Abstract:

We consider spectral functions f o lambda, where f is any permutation-invariant mapping from C^n to R, and lambda is the eigenvalue map from C^{n X n} to C^n, ordering the eigenvalues lexicographically. For example, if f is the function "maximum real part", then f o lambda is the spectral abscissa, while if f is "maximum modulus", then f o lambda is the spectral radius. Both these spectral functions are continuous, but they are neither convex nor Lipschitz. For our analysis, we use the notion of subgradient extensively analyzed in Variational Analysis, R.T. Rockafellar and R. J.-B. Wets (Springer, 1998), which is particularly well suited to the variational analysis of non-Lipschitz spectral functions. We derive a number of necessary conditions for subgradients of spectral functions. For the spectral abscissa, we give both necessary and sufficient conditions for subgradients, and precisely identify the case where subdifferential regularity holds.
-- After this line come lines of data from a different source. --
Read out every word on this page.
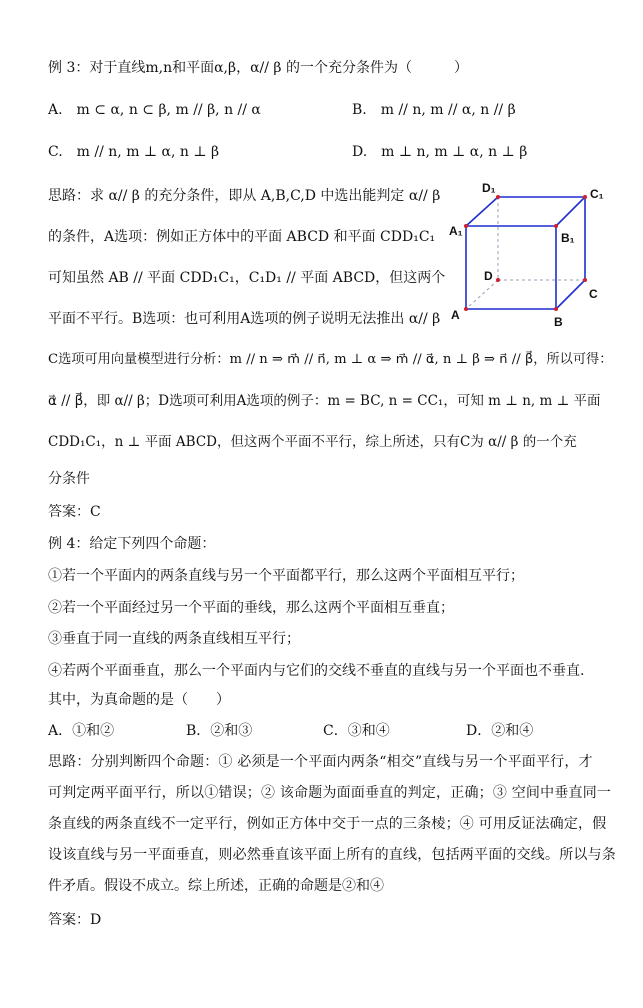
例 3：对于直线m,n和平面α,β，α// β 的一个充分条件为（　　　）
A.　m ⊂ α, n ⊂ β, m // β, n // α	B.　m // n, m // α, n // β
C.　m // n, m ⊥ α, n ⊥ β	D.　m ⊥ n, m ⊥ α, n ⊥ β
思路：求 α// β 的充分条件，即从 A,B,C,D 中选出能判定 α// β
的条件，A选项：例如正方体中的平面 ABCD 和平面 CDD₁C₁
可知虽然 AB // 平面 CDD₁C₁，C₁D₁ // 平面 ABCD，但这两个
平面不平行。B选项：也可利用A选项的例子说明无法推出 α// β
C选项可用向量模型进行分析：m // n ⇒ m⃗ // n⃗, m ⊥ α ⇒ m⃗ // α⃗, n ⊥ β ⇒ n⃗ // β⃗，所以可得：
α⃗ // β⃗，即 α// β；D选项可利用A选项的例子：m = BC, n = CC₁，可知 m ⊥ n, m ⊥ 平面
CDD₁C₁，n ⊥ 平面 ABCD，但这两个平面不平行，综上所述，只有C为 α// β 的一个充
分条件
答案：C
D₁	C₁
A₁	B₁
D
C
A	B
例 4：给定下列四个命题：
①若一个平面内的两条直线与另一个平面都平行，那么这两个平面相互平行；
②若一个平面经过另一个平面的垂线，那么这两个平面相互垂直；
③垂直于同一直线的两条直线相互平行；
④若两个平面垂直，那么一个平面内与它们的交线不垂直的直线与另一个平面也不垂直.
其中，为真命题的是（　　）
A．①和②	B．②和③	C．③和④	D．②和④
思路：分别判断四个命题：① 必须是一个平面内两条“相交”直线与另一个平面平行，才
可判定两平面平行，所以①错误；② 该命题为面面垂直的判定，正确；③ 空间中垂直同一
条直线的两条直线不一定平行，例如正方体中交于一点的三条棱；④ 可用反证法确定，假
设该直线与另一平面垂直，则必然垂直该平面上所有的直线，包括两平面的交线。所以与条
件矛盾。假设不成立。综上所述，正确的命题是②和④
答案：D
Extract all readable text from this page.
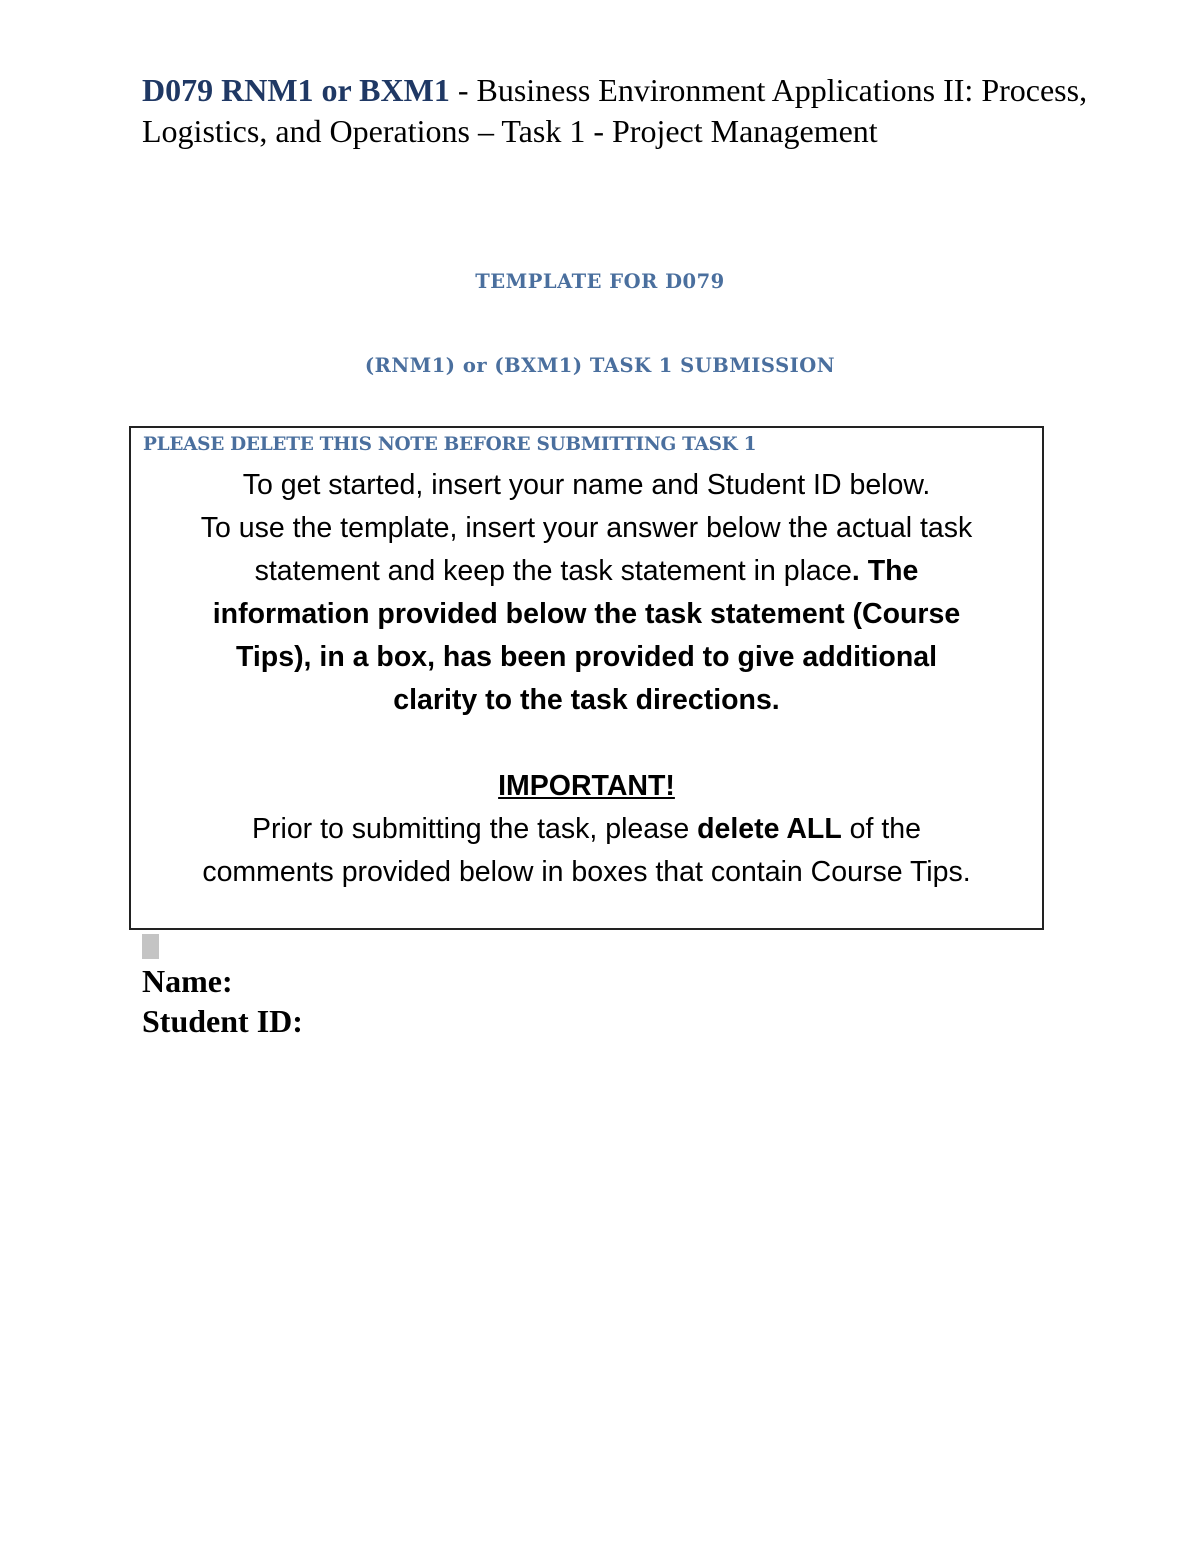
D079 RNM1 or BXM1 - Business Environment Applications II: Process, Logistics, and Operations – Task 1 - Project Management

TEMPLATE FOR D079

(RNM1) or (BXM1) TASK 1 SUBMISSION

PLEASE DELETE THIS NOTE BEFORE SUBMITTING TASK 1

To get started, insert your name and Student ID below.

To use the template, insert your answer below the actual task

statement and keep the task statement in place. The

information provided below the task statement (Course

Tips), in a box, has been provided to give additional

clarity to the task directions.

IMPORTANT!

Prior to submitting the task, please delete ALL of the

comments provided below in boxes that contain Course Tips.

Name:

Student ID:
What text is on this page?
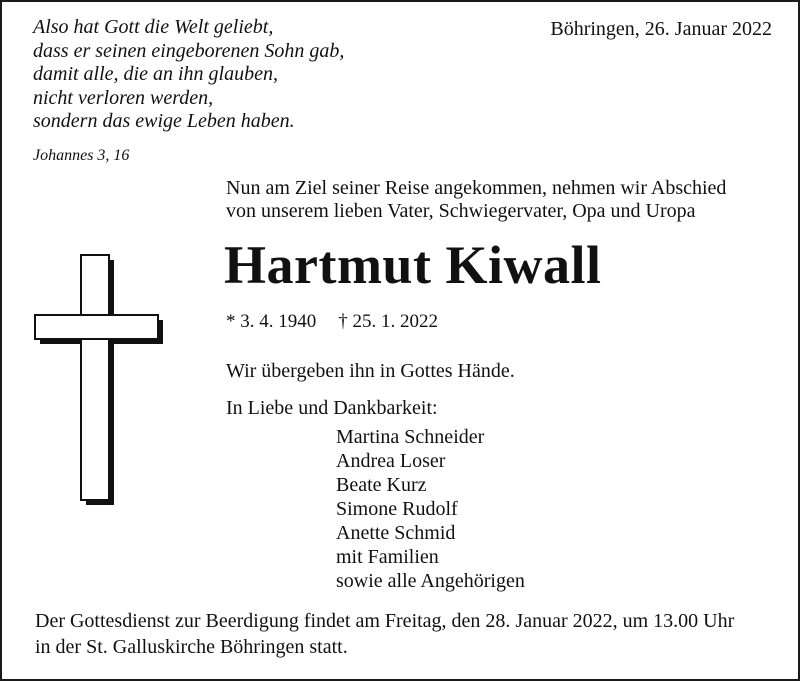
Also hat Gott die Welt geliebt,
dass er seinen eingeborenen Sohn gab,
damit alle, die an ihn glauben,
nicht verloren werden,
sondern das ewige Leben haben.
Johannes 3, 16
Böhringen, 26. Januar 2022
Nun am Ziel seiner Reise angekommen, nehmen wir Abschied
von unserem lieben Vater, Schwiegervater, Opa und Uropa
Hartmut Kiwall
* 3. 4. 1940 † 25. 1. 2022
Wir übergeben ihn in Gottes Hände.
In Liebe und Dankbarkeit:
Martina Schneider
Andrea Loser
Beate Kurz
Simone Rudolf
Anette Schmid
mit Familien
sowie alle Angehörigen
Der Gottesdienst zur Beerdigung findet am Freitag, den 28. Januar 2022, um 13.00 Uhr
in der St. Galluskirche Böhringen statt.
We conclude by introducing the notion of semistable programming: minimizing a linear function of a matrix subject to linear constraints, together with the constraint that the eigenvalues of the matrix all lie in the right half-plane or on the imaginary axis. This is a generalization of semidefinite programming for non-Hermitian matrices. Using our analysis, we derive a necessary condition for a local minimizer of a semistable program, and give a generalization of the complementarity condition familiar from semidefinite programming.